What is Mirroring in Fabric?
Mirroring in Fabric is a low-cost and low-latency solution to bring data from various systems together into a single analytics platform. You can continuously replicate your existing data estate directly into Fabric's OneLake from a variety of Azure databases and external data sources.
With the most up-to-date data in a queryable format in OneLake, you can now use all the different services in Fabric, such as running analytics with Spark, executing notebooks, data engineering, visualizing through Power BI Reports, and more.
Mirroring in Fabric allows users to enjoy a highly integrated, end-to-end, and easy-to-use product that is designed to simplify your analytics needs. Built for openness and collaboration between Microsoft, and technology solutions that can read the open-source Delta Lake table format, Mirroring is a low-cost and low-latency turnkey solution that allows you to create a replica of your data in OneLake which can be used for all your analytical needs.
The Delta tables can then be used everywhere Fabric, allowing users to accelerate their journey into Fabric.
Why use Mirroring in Fabric?
Today many organizations have mission critical operational or analytical data sitting in silos.

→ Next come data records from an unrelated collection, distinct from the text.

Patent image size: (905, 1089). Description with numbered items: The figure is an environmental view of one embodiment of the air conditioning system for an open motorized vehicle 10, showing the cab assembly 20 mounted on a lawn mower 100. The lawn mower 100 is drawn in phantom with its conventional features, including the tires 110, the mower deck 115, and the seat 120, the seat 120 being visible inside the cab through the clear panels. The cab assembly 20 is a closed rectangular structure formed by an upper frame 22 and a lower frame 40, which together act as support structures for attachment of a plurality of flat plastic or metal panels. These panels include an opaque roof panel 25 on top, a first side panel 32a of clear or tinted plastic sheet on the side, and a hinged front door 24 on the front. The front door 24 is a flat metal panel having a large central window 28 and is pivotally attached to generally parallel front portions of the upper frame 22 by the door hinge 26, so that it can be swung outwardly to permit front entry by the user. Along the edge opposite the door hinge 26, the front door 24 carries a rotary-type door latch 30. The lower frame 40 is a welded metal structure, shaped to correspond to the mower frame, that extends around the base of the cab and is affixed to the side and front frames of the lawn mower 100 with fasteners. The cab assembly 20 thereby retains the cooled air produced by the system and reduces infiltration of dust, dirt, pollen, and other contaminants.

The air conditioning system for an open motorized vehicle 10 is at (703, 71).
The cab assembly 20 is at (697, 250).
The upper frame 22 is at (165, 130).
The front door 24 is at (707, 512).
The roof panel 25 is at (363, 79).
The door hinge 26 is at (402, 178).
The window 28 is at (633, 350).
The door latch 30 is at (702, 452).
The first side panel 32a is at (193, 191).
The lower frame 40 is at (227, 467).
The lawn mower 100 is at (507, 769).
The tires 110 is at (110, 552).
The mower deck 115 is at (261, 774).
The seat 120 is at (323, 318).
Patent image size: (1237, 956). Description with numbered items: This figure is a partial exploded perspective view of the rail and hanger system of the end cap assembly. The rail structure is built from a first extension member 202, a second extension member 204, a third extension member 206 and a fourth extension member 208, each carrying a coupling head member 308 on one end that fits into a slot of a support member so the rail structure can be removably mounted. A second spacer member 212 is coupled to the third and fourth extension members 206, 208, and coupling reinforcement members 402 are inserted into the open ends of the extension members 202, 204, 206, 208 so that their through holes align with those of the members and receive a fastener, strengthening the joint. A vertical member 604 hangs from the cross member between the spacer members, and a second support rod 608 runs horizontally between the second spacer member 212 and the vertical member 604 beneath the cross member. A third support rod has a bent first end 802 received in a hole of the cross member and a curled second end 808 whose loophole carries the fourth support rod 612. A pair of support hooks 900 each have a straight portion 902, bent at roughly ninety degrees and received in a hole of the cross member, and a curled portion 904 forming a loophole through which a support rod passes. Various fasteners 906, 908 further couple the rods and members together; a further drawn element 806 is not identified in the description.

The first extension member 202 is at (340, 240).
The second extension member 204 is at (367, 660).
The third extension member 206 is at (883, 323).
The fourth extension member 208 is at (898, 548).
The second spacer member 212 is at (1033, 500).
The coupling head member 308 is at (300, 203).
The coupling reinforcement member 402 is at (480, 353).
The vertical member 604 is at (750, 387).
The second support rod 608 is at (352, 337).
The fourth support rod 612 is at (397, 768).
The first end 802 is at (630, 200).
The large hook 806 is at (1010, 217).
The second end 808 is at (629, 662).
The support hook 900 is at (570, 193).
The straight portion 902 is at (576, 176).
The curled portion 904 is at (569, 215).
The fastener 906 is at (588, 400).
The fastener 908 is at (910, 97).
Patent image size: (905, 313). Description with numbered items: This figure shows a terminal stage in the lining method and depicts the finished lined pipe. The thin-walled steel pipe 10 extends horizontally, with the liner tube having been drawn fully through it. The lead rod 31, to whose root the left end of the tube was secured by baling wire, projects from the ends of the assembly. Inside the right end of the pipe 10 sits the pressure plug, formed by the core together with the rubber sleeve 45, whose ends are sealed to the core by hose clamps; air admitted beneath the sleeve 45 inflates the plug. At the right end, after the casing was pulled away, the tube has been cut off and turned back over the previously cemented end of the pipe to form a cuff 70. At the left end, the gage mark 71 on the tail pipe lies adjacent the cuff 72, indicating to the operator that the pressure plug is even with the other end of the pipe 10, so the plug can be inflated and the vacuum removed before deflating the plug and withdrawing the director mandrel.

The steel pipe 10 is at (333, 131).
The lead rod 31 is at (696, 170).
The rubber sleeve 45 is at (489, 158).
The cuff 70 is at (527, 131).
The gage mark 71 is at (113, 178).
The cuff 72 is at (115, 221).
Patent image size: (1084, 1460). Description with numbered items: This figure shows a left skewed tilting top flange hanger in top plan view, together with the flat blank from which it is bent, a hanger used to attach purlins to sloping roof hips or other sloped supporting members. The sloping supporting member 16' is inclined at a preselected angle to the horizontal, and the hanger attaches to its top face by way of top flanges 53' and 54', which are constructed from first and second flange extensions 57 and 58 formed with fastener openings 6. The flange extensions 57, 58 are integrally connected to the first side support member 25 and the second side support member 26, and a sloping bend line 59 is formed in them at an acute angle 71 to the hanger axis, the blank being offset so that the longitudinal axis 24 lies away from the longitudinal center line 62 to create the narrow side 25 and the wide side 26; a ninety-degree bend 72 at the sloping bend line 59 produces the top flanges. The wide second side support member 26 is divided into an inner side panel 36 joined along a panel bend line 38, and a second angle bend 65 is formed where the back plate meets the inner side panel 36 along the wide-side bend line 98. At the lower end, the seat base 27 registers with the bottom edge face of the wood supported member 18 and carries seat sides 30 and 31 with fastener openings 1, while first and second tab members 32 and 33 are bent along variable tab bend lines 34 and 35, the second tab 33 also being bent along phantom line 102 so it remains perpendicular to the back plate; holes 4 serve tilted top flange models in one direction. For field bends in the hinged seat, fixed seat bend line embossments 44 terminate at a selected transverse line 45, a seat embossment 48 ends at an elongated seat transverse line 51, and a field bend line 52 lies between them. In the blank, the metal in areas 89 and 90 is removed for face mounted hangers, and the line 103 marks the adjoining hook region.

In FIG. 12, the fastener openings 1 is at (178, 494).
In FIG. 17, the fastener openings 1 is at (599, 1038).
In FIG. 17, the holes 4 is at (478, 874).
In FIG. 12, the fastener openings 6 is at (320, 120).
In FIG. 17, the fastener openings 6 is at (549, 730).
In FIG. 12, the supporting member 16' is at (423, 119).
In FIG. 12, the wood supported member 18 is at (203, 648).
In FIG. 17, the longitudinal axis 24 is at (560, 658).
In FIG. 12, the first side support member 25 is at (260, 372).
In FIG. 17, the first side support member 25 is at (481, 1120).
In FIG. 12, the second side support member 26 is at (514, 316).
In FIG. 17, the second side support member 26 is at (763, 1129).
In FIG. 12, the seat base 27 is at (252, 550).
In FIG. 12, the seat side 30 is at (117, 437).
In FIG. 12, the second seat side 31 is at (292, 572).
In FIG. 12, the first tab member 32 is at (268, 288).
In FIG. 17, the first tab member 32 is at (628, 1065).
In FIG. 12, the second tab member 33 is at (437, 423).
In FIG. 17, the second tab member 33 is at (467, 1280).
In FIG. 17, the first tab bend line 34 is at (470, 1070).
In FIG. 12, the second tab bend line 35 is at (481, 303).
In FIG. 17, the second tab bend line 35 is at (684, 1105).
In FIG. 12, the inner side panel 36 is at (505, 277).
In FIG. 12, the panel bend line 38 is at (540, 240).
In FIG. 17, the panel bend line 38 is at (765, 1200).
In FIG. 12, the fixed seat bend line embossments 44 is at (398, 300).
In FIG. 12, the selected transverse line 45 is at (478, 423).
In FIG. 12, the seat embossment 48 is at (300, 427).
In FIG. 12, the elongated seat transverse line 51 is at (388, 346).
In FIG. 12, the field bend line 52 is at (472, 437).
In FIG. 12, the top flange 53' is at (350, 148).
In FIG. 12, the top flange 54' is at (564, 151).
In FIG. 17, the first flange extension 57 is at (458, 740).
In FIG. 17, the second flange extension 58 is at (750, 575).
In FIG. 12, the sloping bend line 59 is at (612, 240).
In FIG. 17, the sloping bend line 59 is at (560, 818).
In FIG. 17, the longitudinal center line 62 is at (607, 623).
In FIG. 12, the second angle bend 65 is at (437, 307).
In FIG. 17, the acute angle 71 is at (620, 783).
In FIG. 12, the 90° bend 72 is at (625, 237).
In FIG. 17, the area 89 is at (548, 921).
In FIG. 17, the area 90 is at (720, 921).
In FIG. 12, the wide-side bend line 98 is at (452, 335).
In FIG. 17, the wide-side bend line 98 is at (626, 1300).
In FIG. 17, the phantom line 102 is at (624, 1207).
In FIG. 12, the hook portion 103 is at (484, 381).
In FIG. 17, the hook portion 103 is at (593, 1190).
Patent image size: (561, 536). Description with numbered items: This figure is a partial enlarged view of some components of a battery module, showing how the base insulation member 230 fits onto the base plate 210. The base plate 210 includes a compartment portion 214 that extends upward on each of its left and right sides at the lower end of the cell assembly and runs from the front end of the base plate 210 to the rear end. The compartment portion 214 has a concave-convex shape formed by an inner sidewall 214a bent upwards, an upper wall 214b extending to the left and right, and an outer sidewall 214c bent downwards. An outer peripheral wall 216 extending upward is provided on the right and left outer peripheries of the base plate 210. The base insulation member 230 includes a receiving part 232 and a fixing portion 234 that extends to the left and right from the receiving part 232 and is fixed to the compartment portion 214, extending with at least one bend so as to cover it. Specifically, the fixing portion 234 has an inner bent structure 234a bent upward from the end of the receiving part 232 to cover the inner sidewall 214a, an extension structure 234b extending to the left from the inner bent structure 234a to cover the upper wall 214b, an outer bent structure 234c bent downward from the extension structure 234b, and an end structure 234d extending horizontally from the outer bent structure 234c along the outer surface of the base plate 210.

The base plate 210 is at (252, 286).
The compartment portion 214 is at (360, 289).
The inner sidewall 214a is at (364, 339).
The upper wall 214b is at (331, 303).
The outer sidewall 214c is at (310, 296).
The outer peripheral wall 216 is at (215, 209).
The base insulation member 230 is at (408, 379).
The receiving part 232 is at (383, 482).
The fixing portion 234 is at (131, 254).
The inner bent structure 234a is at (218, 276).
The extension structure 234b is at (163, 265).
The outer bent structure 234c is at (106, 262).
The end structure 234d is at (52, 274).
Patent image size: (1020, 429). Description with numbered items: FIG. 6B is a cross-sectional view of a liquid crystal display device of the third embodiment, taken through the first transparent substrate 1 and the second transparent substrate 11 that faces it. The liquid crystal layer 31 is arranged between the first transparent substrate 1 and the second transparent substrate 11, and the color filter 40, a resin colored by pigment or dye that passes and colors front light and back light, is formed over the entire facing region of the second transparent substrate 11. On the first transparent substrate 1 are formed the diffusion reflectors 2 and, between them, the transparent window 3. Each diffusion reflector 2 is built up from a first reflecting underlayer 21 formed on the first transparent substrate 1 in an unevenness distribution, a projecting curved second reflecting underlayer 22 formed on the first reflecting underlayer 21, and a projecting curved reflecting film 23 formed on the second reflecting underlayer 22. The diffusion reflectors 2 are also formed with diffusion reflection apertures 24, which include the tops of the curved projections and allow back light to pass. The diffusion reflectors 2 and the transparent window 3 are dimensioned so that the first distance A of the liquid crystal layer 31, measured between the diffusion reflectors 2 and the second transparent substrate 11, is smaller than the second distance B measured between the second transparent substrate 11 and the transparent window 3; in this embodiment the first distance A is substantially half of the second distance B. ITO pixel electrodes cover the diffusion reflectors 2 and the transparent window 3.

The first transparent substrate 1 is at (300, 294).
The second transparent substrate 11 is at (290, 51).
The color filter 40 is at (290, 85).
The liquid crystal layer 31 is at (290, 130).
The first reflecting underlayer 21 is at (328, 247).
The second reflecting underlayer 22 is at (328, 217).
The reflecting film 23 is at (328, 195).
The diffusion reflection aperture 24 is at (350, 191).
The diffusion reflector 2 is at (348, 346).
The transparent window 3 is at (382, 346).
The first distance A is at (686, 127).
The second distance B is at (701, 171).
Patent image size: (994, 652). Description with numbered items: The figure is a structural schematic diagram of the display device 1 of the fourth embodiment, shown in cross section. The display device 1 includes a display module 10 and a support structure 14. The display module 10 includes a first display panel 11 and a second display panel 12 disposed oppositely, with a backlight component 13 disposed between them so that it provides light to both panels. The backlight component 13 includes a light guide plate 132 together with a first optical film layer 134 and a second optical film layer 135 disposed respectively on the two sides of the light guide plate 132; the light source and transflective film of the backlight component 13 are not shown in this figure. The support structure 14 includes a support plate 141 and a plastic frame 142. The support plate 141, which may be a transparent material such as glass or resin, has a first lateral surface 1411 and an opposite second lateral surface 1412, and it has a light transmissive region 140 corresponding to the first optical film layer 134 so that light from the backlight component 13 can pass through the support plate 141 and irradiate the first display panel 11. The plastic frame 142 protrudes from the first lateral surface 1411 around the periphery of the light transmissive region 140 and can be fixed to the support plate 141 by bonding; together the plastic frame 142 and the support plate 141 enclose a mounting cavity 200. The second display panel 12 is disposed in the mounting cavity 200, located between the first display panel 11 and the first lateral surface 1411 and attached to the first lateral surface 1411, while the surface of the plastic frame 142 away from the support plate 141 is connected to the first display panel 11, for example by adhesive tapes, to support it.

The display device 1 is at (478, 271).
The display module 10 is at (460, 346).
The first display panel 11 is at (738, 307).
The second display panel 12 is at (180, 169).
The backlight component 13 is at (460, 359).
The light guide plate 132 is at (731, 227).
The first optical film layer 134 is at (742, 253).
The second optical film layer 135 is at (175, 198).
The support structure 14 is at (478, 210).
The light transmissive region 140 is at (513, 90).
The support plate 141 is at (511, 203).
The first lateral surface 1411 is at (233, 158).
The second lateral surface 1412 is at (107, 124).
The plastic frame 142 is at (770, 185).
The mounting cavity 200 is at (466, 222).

Accessing and working with this data today requires complex ETL (Extract Transform Load) pipelines, business processes, and decision silos, creating:
- Restricted and limited access to important, ever changing, data
- Friction between people, process, and technology
- Long wait times to create data pipelines and processes to critically important data
- No freedom to use the tools you need to analyze and share insights comfortably
- Lack of a proper foundation for folks to share and collaborate on data
- No common, open data formats for all analytical scenarios - BI, AI, Integration, Engineering, and even Apps
Mirroring in Fabric provides an easy experience to speed the time-to-value for insights and decisions, and to break down data silos between technology solutions:
- Near real time replication of data and metadata into a SaaS data-lake, with built-in analytics built-in for BI and AI
The Microsoft Fabric platform is built on a foundation of Software as a Service (SaaS), which takes simplicity and integration to a whole new level. To learn more about Microsoft Fabric, see What is Microsoft Fabric?
Mirroring creates three items in your Fabric workspace:
- Mirroring manages the replication of data and metadata into OneLake and conversion to Parquet, in an analytics-ready format. This enables downstream scenarios like data engineering, data science, and more.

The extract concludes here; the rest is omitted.